Я выяснил, что дети местного прокурора ездят в школу на пони. Я перелез через забор и оказался на огороде председателя Сельского Потребительского союза, где увидел отчетливые следы маленьких копыт. У председателя Союза ветеранов и директора «Кулинарии» тоже с некоторого времени появились пони.

Разбитый, подавленный, покидал я Н.

На вокзальной площади милиционер проверил у меня документы.
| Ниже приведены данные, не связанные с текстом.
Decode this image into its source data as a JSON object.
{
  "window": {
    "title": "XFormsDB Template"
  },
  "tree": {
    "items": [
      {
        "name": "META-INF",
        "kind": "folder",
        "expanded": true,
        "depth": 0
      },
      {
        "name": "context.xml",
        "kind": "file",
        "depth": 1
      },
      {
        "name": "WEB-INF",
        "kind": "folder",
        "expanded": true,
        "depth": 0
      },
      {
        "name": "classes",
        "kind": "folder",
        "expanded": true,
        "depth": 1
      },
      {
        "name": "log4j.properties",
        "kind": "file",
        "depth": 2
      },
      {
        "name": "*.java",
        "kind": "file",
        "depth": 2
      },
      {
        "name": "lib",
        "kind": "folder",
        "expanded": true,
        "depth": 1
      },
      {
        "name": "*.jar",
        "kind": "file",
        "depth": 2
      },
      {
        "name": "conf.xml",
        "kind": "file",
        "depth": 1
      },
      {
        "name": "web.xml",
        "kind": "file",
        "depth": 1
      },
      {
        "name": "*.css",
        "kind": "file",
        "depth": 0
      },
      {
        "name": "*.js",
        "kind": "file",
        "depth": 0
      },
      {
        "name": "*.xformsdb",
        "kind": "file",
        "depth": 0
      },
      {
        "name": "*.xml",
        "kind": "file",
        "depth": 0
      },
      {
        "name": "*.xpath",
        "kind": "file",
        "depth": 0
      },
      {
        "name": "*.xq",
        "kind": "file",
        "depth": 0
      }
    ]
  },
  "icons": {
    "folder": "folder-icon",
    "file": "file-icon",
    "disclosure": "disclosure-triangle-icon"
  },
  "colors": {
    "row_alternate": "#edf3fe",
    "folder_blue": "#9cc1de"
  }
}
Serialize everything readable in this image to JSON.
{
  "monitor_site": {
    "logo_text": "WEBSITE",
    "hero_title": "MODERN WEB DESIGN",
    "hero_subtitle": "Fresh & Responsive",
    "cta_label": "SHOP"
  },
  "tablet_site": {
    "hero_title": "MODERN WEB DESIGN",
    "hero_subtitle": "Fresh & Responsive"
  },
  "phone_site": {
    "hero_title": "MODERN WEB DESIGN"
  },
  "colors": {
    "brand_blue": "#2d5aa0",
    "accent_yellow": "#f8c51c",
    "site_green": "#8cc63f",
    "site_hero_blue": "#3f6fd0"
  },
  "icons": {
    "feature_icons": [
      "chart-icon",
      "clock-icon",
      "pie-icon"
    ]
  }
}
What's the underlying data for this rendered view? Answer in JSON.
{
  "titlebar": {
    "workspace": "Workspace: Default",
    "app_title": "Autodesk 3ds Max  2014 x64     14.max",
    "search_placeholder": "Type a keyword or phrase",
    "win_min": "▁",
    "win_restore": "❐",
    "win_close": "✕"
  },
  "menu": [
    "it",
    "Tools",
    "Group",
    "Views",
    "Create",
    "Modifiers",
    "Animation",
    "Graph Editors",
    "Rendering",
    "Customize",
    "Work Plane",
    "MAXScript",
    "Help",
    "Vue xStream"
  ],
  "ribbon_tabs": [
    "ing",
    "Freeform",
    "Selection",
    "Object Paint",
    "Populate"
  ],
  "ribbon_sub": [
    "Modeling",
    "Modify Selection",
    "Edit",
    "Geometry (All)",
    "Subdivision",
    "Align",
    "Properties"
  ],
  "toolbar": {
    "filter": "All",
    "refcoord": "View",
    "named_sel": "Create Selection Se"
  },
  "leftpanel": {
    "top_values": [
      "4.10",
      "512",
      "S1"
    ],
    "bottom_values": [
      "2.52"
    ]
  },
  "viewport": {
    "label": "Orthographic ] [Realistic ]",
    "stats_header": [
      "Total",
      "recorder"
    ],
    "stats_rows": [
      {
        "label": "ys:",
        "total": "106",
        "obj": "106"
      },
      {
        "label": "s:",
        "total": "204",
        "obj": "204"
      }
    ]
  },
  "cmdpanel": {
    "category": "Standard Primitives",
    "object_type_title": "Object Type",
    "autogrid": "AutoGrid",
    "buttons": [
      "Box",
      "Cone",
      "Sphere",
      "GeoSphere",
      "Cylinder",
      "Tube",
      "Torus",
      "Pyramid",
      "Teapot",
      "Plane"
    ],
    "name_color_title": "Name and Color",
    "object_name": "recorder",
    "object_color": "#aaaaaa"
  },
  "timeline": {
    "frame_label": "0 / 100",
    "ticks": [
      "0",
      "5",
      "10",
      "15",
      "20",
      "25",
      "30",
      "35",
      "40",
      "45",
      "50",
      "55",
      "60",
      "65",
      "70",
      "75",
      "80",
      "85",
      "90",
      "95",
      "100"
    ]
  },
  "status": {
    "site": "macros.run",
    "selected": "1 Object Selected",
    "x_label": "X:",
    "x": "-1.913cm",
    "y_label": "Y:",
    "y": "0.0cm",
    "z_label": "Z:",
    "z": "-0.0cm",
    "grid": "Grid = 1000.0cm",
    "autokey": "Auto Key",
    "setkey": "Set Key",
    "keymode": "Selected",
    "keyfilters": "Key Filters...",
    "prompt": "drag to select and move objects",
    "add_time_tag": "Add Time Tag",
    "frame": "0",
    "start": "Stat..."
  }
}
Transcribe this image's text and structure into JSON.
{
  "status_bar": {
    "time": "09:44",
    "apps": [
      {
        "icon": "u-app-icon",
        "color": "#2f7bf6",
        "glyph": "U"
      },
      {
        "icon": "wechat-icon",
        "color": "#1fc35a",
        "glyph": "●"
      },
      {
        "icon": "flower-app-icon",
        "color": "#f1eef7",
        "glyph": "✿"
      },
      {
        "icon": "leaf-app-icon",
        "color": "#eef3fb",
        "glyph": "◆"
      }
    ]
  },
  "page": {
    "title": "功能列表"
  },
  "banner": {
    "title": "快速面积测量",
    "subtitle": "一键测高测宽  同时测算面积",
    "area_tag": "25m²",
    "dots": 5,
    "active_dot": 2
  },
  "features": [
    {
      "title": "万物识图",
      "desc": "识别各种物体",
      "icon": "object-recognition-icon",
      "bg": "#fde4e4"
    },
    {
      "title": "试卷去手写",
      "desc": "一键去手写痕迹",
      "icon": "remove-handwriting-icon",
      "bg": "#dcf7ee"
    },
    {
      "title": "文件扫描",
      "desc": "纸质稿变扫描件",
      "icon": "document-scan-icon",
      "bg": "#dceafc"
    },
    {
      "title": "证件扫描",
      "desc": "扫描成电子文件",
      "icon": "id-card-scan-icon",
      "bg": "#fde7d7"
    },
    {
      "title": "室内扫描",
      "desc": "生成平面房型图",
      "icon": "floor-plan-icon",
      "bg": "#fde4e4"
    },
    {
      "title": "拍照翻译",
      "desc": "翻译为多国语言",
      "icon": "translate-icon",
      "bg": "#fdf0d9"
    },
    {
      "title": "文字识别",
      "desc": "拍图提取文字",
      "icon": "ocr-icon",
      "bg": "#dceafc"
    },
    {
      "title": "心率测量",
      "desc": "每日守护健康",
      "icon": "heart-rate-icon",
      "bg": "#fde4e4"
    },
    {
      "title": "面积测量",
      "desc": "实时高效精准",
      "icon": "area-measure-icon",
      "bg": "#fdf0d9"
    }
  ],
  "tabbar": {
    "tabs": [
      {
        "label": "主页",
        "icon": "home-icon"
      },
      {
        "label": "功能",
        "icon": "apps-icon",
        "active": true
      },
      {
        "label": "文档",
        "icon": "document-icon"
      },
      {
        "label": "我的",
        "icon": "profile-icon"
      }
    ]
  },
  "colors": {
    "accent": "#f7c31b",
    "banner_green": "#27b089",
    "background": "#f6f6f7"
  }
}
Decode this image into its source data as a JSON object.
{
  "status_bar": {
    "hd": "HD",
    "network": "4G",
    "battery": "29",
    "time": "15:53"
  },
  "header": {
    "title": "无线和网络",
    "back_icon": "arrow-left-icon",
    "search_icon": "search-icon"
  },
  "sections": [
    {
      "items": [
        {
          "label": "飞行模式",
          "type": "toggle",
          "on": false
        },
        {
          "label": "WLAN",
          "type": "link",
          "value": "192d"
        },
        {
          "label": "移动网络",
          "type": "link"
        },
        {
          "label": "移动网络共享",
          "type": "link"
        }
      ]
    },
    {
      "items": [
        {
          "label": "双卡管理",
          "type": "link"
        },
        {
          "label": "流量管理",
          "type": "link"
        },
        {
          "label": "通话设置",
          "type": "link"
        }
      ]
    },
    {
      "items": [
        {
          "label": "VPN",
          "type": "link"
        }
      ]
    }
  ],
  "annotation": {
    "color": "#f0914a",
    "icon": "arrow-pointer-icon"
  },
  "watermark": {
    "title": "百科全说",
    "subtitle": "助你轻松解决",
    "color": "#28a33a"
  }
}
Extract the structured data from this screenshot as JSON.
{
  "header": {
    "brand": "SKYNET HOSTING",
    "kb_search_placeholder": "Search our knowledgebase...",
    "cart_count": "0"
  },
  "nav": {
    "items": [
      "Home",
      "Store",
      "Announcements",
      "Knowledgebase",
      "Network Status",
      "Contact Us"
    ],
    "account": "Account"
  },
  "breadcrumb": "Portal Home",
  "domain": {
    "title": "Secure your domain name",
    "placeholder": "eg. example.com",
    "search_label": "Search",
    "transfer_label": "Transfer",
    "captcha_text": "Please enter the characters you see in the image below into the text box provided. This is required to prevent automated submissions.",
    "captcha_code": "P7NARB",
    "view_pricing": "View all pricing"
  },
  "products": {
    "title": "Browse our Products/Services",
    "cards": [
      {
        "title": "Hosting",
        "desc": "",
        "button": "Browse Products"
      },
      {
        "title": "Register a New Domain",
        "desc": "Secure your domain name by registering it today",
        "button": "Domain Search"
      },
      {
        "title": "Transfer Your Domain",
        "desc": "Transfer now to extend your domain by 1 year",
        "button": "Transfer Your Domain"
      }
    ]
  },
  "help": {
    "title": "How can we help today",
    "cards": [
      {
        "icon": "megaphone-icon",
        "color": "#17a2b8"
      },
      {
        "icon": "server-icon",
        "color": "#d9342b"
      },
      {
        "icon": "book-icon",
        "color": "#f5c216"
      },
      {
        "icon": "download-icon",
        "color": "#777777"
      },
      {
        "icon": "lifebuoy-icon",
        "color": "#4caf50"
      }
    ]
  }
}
Милиционер был на пони.

Только спустя некоторое время мне попала в руки газета с заметкой:

«Директор конного завода в Н. за разбазаривание государственного имущества решением суда переведен на другую должность в Д. Посланных на место общественных контролеров он пытался подкупить, предлагая им пони».

Потом я получил известие, что моя бабушка, ветеранка движения суфражисток, живущая в городе Д. в доме престарелых, была грубо выброшена из него директором конного завода, который на ее место поместил свою бабушку, бывшую распутницу из Клондайка.

Я отправился в Д. Ворота дома престарелых открыл мне сторож-карлик. Он держал под уздцы огромного першерона.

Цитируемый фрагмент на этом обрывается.